Page 25 of Count to a Trillion


  Or maybe they were not looking at him at all. The clustered eyes of the robotic insects were turned toward a point behind him.

  He turned his head just as the crowd roared Een!

  6. Her Serene Highness

  Silhouetted against the shining doors leading in to the silent ballroom was a lightfooted feminine shadow, hourglass-shaped, pausing as if to catch her breath, in mid-sway.

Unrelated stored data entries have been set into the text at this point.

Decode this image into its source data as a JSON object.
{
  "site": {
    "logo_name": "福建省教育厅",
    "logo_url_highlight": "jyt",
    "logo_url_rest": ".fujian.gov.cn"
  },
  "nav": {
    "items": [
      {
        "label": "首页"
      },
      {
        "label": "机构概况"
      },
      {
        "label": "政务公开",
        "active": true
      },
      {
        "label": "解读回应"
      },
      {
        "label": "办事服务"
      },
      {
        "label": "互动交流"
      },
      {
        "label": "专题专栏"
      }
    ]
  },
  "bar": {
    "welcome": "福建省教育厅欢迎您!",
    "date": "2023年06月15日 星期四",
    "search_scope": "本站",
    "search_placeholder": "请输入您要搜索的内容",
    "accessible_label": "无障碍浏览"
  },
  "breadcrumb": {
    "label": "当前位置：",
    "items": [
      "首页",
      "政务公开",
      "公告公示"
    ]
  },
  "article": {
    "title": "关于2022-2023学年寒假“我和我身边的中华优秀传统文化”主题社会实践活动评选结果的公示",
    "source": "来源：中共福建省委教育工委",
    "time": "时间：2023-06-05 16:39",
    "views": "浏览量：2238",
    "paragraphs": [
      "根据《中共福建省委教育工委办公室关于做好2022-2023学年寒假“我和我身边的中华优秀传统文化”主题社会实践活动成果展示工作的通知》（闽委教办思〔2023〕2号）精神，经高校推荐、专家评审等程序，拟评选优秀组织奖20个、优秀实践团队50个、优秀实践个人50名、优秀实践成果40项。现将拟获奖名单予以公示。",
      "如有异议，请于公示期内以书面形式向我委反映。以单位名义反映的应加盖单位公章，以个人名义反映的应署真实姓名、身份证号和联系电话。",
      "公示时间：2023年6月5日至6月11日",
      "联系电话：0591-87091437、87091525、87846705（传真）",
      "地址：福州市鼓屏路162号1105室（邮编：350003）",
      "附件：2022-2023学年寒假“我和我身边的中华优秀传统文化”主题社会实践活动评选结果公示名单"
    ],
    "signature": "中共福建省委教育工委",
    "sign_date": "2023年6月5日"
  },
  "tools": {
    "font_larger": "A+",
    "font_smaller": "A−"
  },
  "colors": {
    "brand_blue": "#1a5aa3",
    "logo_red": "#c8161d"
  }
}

  The evening gown was dark stuff, so he saw only a mass of shadow sweeping up from the floor to a pinched waist. Above that, a ruby resting over her heart gathered the satin fabric into two plaited hemispheres of streamlined ripples. This same ruby caught the fireworks light into an ember glow, and sent tiny reflections across her curves.

  Her long gloves were of a whiter hue, so that two slender arms seemed like disconnected ghosts in the gloom. The way the light fell emphasized the slimness of her waist, the curve of her naked shoulders, the delicate line of her collarbone and neck.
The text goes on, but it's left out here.